Add the following line to .bashrc file, which helps the systems find the correct gunicorn installed with Airflow

# export PATH=$PATH:/root/airflow/bin/

Setting LDAP Authentication

First, edit webserver_config.py file in your AIRFLOW_HOME directory. Contents regarding webserver config, refer to this article: LINK

Airflow.cfg

Before running airflow as celery executor cluster, there certainly are some configuration needed to be configured in airflow.cfg file that is located in your AIRFLOW_HOME directory.

The following Settings are necessary if you want to run on Celery Executor. Base log folder setting is a critical one.

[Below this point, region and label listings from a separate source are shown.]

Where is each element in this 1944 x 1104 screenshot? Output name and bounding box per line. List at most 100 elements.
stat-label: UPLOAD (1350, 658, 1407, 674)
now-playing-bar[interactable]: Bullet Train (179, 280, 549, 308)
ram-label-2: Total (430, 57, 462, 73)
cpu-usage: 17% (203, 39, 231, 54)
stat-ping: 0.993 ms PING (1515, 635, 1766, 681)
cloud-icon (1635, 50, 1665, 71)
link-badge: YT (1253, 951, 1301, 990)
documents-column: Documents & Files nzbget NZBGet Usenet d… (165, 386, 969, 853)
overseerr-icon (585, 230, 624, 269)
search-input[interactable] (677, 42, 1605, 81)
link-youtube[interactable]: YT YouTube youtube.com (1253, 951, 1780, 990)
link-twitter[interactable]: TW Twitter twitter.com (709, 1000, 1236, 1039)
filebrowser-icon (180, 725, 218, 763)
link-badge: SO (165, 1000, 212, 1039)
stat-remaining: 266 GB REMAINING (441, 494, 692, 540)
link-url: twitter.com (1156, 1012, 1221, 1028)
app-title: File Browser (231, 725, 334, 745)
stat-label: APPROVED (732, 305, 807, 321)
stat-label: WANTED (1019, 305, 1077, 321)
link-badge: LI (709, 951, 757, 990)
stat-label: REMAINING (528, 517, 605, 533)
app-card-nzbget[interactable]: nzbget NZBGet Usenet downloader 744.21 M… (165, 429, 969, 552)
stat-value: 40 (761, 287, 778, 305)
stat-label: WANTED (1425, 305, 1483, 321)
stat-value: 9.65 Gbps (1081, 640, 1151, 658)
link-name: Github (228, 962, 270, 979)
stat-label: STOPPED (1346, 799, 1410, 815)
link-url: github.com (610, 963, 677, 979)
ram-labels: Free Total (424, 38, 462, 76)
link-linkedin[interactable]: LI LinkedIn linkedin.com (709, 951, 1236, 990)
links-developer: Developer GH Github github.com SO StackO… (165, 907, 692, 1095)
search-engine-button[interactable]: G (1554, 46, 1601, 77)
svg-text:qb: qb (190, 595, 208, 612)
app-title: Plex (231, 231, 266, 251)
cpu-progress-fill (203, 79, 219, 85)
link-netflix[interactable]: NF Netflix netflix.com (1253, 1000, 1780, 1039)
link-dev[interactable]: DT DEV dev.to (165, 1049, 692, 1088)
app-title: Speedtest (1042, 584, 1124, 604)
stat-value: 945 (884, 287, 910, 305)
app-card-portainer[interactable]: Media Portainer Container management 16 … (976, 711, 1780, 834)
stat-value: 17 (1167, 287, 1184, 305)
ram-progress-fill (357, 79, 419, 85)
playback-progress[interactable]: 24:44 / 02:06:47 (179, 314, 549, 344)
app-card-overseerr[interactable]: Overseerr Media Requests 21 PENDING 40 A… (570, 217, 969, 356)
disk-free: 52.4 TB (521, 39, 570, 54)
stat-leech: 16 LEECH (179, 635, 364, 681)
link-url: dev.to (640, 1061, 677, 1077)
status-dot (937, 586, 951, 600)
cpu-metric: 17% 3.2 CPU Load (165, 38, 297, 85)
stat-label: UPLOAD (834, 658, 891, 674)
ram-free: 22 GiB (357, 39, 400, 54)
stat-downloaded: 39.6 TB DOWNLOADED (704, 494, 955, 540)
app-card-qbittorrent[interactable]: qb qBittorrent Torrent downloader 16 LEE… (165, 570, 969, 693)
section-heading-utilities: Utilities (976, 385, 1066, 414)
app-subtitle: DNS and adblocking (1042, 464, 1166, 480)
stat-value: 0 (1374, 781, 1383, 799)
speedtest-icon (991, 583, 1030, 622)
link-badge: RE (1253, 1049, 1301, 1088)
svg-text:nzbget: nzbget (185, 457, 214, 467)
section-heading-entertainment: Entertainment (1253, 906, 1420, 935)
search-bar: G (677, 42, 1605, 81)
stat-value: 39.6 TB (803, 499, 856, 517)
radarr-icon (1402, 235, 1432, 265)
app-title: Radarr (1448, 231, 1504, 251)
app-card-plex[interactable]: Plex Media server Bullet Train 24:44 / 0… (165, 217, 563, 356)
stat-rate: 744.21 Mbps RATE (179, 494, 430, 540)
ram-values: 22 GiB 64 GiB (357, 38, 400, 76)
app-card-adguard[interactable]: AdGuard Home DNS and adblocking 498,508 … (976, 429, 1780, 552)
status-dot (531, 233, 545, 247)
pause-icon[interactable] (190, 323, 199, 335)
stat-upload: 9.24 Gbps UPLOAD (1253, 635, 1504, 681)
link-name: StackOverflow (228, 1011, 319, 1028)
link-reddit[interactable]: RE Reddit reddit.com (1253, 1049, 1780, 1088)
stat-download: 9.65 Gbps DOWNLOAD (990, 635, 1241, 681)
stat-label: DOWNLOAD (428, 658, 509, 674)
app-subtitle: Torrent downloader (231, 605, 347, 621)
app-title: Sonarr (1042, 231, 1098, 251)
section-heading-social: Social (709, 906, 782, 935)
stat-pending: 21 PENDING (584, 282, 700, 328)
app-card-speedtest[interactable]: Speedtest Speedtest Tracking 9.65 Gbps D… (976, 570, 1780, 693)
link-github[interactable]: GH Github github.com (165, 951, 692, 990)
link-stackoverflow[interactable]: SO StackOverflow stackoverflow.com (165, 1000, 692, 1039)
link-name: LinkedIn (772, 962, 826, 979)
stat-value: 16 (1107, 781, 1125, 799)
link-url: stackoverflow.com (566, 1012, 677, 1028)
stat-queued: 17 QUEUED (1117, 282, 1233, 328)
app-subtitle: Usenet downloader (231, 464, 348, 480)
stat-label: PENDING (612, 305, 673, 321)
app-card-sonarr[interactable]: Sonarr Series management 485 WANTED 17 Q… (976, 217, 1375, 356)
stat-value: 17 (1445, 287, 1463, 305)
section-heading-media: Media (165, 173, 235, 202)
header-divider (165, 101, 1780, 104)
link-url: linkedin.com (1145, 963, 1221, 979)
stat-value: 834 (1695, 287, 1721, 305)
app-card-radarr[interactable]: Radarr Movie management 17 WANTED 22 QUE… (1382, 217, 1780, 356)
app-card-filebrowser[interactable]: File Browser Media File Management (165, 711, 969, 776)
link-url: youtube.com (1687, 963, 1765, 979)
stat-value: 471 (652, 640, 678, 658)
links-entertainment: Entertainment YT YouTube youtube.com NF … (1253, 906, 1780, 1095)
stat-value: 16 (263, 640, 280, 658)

If you are running workers on different machines, the best practice is to mount a NFS server or any type of shared disk to all worker nodes, so that the web server can access logs that are produced by different worker nodes.

[core]
executor = CeleryExecutor
dags_folder = /path/to/your/dags_folder
sql_alchemy_conn = mysql+pymysql://user:password@hostname:3306/db
[logging]
base_log_folder = /to/your/share/folder/that/all/nodes/can/access
[webserver]
base_url = http://hostname:8080
[smtp]
smtp_host = Your smtp server hostname
smtp_starttls = False
smtp_ssl = False
smtp_port = Your smtp server port, usually 25
smtp_mail_from = Name of sender shows on notification email
smtp_timeout = 30
smtp_retry_limit = 5
[celery]
broker_url = redis://redis-hostname:6379/0
result_backend = db+mysql+pymysql://username:password@hostname:3306/db

Start Up Airflow

Create webserver user

airflow users create -r Admin -u username -e mail@mail.com -f firstname -l lastname-p password

Start up scheduler

airflow scheduler

Start up webserver

airflow webserver

Start up flower

airflow celery flower

Start up worker

airflow celery worker -q queue_1 -H hostname

Or, simply use nohup + & to start up all modules in background at once

# nohup airflow scheduler & nohup airflow webserver & nohup airflow celery flower & nohup airflow celery worker -q q_1 -H host_name &

Apache airflow are constantly updating and revising, the packages dependencies may vary based on the version of airflow, therefore, it is always recommended to check Airflow official website before you construct the packages list for installation.

--

--